In my experience, mathematics is one of the most commonly feared and hated subjects taught in school. I believe this is largely due to the fact that students are not being taught in a way that helps them appreciate the fundamental nature of the subject. Since mathematics is something that often does not come naturally to students, it has been made easier by moving to a more procedural presentation rather than a conceptual one. Students memorize countless formulas and step-by-step processes for their exams, and promptly forget them when they are no longer needed. For example, factoring polynomials is a topic that requires some practice before it becomes instinctive. There are many ways to “teach” how to factor in an easy formulaic way, but this may mask what is actually at work (that is, the distributive property is being used in reverse). Teaching in this cookie-cutter fashion may make the subject easier, but it robs students of learning any valuable lessons that they can take away from the class.

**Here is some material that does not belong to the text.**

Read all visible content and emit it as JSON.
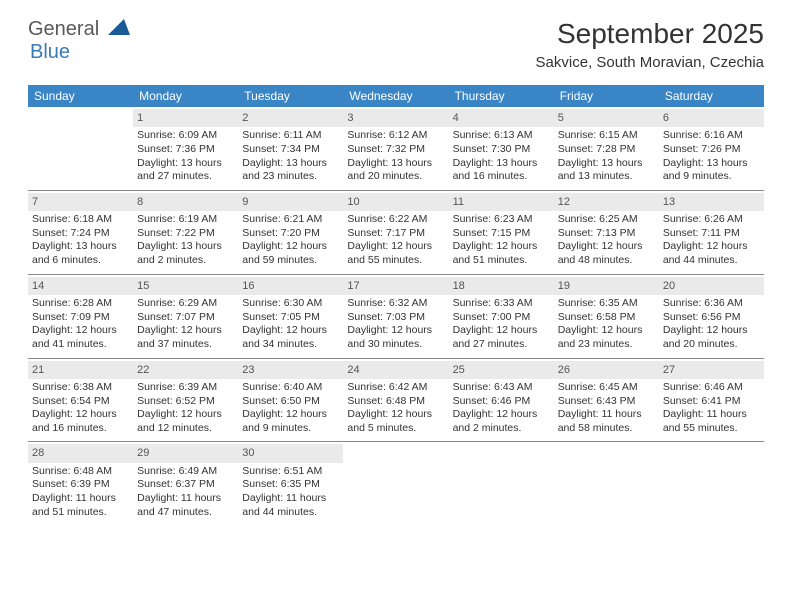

I want to be a teacher so that I can give students a positive experience of mathematics. I believe mathematics has a unique ability for teaching people how to solve problems and think critically. Therefore, my emphasis is not on memorizing procedures and how to solve specific problems, but rather on teaching concepts that will help students develop the ability to solve new problems. The fact is that most students will never need to remember how to factor polynomials in their careers or daily lives - and so presenting mathematics in a way that solely revolves around memorization takes away from the true benefit of the subject. My hope is that students will no longer wonder why it is that they should learn mathematics - their education will help them see that its benefit lies in its ability to teach people, in a most fundamental way, how to think.

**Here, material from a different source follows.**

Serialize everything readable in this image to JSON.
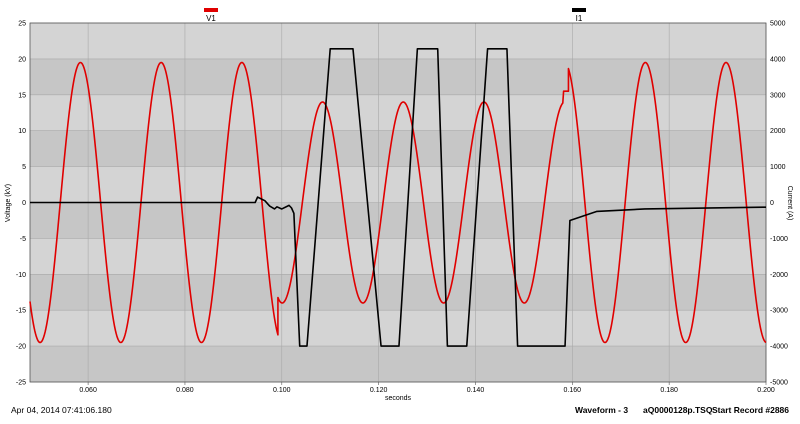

Three qualities that I have tried to cultivate in my classes are connections, patience, and flexibility. First, I think that students learn best when they are shown how different topics are connected. Too often, students are presented related ideas as entirely separate concepts. To avoid this situation, whenever possible I motivate new topics to help students understand where we have been and where we are going. Second, patience is essential to pedagogy. Students need to ask and be asked many questions, and even more importantly, they must be given time to answer them. Too often students are asked questions, but not given sufficient time to think about the solution before it is simply handed to them. Once this precedent is set, students learn they do not need to think in order to gain the answers they desire. Equally important to giving students sufficient time is carefully and patiently helping them when their answers are incorrect. I occasionally allow students to make mistakes so that they can figure out for themselves where they went astray, and thus will better understand their error. Furthermore, this sort of learning is good preparation for the real world, where it is rare to be correct on the first try. Lastly, flexibility is a vital skill. Everyone has a different learning method, and what “clicks” for one person may not for another. A teacher must be versatile, using many different modes of presentation, and must be able to find the explanations that work for different students.
As a teacher, I believe that my students should not be the only ones learning in my classroom. I must constantly be learning more about my subject and more about how to become a better instructor. To teach, and to learn how to teach, is one of my greatest opportunities and privileges.